Robust experimental design for CCDC109B research requires comprehensive controls:

• Expression manipulation controls:

  • Multiple shRNA/siRNA sequences targeting different regions of CCDC109B (as demonstrated with sh-CCDC109B-1, sh-CCDC109B-2, and sh-CCDC109B-3)

  • Non-targeting control sequences with similar chemical properties

  • Rescue experiments with shRNA-resistant CCDC109B constructs

• Cell model controls:

  • Multiple cell lines to ensure findings are not cell-type specific (e.g., U87MG and U251)

  • Comparison with normal cell counterparts (e.g., NHA for glioma studies)

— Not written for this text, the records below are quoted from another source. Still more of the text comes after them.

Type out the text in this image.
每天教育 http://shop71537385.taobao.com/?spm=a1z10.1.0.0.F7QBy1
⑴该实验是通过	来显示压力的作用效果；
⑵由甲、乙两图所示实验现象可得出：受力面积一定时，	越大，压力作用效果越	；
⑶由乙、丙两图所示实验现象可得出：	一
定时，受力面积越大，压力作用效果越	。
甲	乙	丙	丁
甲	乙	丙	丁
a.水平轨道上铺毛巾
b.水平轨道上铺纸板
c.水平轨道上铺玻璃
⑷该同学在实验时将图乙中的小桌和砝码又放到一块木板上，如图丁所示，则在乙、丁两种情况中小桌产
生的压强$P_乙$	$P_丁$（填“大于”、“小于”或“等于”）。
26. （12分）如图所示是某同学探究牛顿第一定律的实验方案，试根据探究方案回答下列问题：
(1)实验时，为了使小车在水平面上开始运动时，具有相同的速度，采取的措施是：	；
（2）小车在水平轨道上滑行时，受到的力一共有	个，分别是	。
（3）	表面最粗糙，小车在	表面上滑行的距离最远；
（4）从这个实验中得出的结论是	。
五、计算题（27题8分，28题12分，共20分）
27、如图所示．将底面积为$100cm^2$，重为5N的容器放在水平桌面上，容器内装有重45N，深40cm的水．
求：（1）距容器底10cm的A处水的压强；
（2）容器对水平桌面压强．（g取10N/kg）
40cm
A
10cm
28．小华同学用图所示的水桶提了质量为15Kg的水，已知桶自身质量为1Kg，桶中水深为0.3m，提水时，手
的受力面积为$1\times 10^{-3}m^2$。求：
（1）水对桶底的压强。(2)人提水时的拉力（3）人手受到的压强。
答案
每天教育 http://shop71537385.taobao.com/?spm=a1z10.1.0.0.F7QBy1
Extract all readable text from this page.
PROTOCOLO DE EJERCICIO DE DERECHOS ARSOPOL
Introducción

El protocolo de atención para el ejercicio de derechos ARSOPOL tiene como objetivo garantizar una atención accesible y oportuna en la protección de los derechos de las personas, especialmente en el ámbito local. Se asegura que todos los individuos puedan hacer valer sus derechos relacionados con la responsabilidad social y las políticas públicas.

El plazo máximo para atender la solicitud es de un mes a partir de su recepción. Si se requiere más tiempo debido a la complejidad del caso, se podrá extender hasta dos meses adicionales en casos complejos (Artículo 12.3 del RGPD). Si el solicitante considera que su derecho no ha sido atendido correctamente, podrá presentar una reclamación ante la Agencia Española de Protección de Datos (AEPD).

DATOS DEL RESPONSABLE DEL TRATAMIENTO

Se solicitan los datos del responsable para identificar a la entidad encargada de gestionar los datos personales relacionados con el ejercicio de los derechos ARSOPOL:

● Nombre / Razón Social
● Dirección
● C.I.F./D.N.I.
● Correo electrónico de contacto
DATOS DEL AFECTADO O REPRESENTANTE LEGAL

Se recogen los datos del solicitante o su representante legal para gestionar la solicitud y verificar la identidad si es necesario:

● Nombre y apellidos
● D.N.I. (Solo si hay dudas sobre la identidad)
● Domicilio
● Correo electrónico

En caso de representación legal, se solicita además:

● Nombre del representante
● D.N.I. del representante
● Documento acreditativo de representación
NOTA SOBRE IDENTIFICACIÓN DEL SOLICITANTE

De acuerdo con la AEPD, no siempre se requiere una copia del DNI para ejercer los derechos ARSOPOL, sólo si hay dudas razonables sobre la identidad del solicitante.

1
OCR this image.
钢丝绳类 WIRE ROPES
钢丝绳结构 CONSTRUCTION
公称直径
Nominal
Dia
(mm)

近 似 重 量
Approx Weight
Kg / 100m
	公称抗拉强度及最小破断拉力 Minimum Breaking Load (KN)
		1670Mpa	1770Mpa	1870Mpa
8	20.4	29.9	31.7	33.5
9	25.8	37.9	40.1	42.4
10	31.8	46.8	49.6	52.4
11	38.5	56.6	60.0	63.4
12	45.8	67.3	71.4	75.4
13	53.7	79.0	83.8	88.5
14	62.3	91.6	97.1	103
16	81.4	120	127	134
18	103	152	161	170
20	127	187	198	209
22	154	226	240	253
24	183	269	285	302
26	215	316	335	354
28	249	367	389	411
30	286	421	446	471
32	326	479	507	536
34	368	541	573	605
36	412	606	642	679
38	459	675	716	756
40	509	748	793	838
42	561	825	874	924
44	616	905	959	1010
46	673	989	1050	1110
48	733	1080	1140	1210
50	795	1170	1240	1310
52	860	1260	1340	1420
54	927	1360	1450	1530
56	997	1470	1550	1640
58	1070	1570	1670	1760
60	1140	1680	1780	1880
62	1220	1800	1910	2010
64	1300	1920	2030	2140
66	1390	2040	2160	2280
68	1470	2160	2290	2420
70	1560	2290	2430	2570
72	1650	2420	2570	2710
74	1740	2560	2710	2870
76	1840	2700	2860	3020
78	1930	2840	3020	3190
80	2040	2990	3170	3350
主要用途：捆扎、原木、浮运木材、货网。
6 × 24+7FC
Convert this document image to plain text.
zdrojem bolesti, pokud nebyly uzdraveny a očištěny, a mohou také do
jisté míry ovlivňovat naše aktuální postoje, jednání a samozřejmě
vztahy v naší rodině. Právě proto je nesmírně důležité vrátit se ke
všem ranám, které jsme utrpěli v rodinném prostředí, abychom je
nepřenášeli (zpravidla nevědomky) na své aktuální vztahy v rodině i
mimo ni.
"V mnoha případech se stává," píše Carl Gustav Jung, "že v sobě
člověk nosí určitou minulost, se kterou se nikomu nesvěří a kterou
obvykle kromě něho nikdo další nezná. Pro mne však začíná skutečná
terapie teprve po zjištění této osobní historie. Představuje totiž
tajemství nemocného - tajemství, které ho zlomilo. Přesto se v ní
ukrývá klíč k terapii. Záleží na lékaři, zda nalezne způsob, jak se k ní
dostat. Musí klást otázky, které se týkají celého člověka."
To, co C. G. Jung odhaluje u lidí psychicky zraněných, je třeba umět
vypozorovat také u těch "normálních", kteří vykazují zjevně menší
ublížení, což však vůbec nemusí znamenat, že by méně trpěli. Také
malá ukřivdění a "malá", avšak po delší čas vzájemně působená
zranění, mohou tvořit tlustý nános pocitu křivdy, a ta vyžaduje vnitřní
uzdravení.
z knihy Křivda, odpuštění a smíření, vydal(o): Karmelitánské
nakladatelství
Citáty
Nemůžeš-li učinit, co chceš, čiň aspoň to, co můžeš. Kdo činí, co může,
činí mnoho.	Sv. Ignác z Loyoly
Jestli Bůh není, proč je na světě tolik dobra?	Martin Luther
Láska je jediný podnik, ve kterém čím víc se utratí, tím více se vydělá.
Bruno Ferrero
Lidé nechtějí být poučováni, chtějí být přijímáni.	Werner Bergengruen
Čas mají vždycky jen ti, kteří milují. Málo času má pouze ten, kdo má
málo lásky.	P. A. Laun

  • Isogenic cell lines differing only in CCDC109B status

• Experimental validation controls:

  • Positive and negative controls for all assay systems

  • Time-course experiments to capture dynamic effects

  • Dose-response studies for pharmacological interventions

• In vivo controls:

  • Appropriate sham or vehicle-treated animals

  • Contralateral control injections in brain tumor models

  • Randomization and blinding procedures for animal studies

• Technical controls:

  • Multiple housekeeping genes/proteins for normalization

  • Antibody validation using knockout/knockdown samples

  • Inter-assay calibrators for longitudinal studies

These controls help distinguish specific CCDC109B effects from experimental artifacts and establish causality rather than mere correlation.

How can contradictory findings on CCDC109B function be reconciled?

Resolving contradictory findings in CCDC109B research requires systematic analysis:

• Context-dependent function analysis:

  • Tissue-specific effects (e.g., CCDC109B's prognostic value varies between databases for GBM)

  • Microenvironmental factors (e.g., hypoxia significantly alters CCDC109B function)

  • Baseline expression levels affecting outcomes of manipulation

• Methodological comparison:

  • Different knockdown/knockout approaches may have varying efficiencies

  • Transient vs. stable manipulation giving different adaptations

  • In vitro vs. in vivo models showing distinct phenomena

• Integrated analysis approaches:

  • Meta-analysis across multiple datasets

  • Subgroup analysis based on molecular features

  • Multivariable modeling to account for confounding factors

• Molecular mechanism delineation:

  • Detailed pathway analysis to identify context-specific interactors

  • Post-translational modification profiling

  • Subcellular localization studies in different conditions

• Replication studies:

  • Independent verification with standardized protocols

  • Cross-validation in different model systems

  • Collaborative research initiatives with shared resources

By systematically addressing these aspects, researchers can develop more nuanced models of CCDC109B function that accommodate seemingly contradictory observations.